Das Ende des literarischen AdventskalendersSie haben Ihr Ziel erreicht: Mit dem 24. Türchen endet der literarische Adventskalender und Weihnachten darf genossen werden. All die schönen Bücher, die beschriebene Besinnlichkeit und Lesezeit warten nun. Das Türchen offenbart außerdem unseren letzten Typoeten für dieses Jahr: Charles Dickens. Es gäbe wohl keinen Dichter, der an Weihnachten besser passte.

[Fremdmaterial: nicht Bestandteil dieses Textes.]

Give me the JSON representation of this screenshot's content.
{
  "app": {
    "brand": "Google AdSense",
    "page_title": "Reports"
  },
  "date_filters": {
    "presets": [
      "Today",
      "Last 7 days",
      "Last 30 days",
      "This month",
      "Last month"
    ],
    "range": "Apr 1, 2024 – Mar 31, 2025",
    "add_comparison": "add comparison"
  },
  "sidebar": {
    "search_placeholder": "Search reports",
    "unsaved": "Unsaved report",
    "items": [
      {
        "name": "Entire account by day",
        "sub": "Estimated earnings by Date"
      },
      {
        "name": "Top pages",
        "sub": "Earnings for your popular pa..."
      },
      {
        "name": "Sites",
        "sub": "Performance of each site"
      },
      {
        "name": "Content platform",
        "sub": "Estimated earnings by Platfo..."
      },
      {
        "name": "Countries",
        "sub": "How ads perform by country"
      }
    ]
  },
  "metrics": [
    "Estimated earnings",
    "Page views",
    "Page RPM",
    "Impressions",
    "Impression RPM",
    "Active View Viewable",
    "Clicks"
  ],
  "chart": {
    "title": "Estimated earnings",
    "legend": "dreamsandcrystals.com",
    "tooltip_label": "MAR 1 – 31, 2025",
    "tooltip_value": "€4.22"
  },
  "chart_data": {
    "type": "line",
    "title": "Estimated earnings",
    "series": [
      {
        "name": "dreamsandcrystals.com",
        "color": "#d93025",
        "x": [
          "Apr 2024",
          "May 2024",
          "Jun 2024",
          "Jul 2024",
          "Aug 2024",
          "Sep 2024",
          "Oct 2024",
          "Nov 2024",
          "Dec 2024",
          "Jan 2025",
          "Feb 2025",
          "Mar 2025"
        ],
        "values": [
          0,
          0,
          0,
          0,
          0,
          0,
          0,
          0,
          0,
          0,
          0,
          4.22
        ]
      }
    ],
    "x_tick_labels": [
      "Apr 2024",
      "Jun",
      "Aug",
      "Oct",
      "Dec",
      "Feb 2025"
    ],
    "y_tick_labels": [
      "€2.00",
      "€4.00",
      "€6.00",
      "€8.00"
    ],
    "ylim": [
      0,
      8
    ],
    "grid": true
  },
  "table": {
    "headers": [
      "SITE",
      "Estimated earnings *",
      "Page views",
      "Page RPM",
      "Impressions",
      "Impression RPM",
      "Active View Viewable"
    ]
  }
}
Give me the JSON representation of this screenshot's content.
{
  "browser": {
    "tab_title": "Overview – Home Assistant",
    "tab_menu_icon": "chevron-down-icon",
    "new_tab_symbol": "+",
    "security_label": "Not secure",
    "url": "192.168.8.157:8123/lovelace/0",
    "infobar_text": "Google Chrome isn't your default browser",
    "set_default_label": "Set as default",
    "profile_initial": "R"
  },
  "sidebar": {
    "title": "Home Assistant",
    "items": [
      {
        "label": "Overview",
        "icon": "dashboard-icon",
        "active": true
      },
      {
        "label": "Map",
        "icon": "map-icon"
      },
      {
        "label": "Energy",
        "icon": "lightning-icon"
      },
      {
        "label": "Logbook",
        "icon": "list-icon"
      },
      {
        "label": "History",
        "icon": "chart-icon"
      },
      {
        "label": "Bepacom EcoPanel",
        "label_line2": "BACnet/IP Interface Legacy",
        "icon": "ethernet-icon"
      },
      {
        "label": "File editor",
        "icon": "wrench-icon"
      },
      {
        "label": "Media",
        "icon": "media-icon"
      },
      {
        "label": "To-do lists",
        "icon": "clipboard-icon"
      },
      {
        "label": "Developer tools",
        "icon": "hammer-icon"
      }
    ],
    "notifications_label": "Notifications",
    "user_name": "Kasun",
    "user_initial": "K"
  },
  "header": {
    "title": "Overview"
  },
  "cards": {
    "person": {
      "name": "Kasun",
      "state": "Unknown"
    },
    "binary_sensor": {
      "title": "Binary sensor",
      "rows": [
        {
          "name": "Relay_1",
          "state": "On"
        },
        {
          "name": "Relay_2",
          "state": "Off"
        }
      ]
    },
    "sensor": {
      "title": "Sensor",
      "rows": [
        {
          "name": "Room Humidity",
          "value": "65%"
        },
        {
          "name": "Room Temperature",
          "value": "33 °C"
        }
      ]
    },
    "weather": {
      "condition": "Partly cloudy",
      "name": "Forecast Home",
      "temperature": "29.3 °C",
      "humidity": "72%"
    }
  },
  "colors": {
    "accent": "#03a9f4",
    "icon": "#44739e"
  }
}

Charles Dickens Weihnachtslied in Prosa

Charles Dickens als Typoet

Charles Dickens als Typoet

Charles Dickens Weihnachtsgeschichte ist der Klassiker unter den Erzählungen, die zu Weihnachten vorgelesen, gesehen oder nacherzählt werden. Es gibt sie in zahlreichen Varianten, von Hörspielen über Bühnenfassungen bis hin zu Filmen – und selbstverständlich in verschiedenen Übersetzungen das Buch selbst. Wo der Geschmack die Geister scheiden mag, bleiben sich alle, die die Geschichte kennen, bei einer Sache gleich: A Christmas Carol ist Literatur, die zeitlos schön ist.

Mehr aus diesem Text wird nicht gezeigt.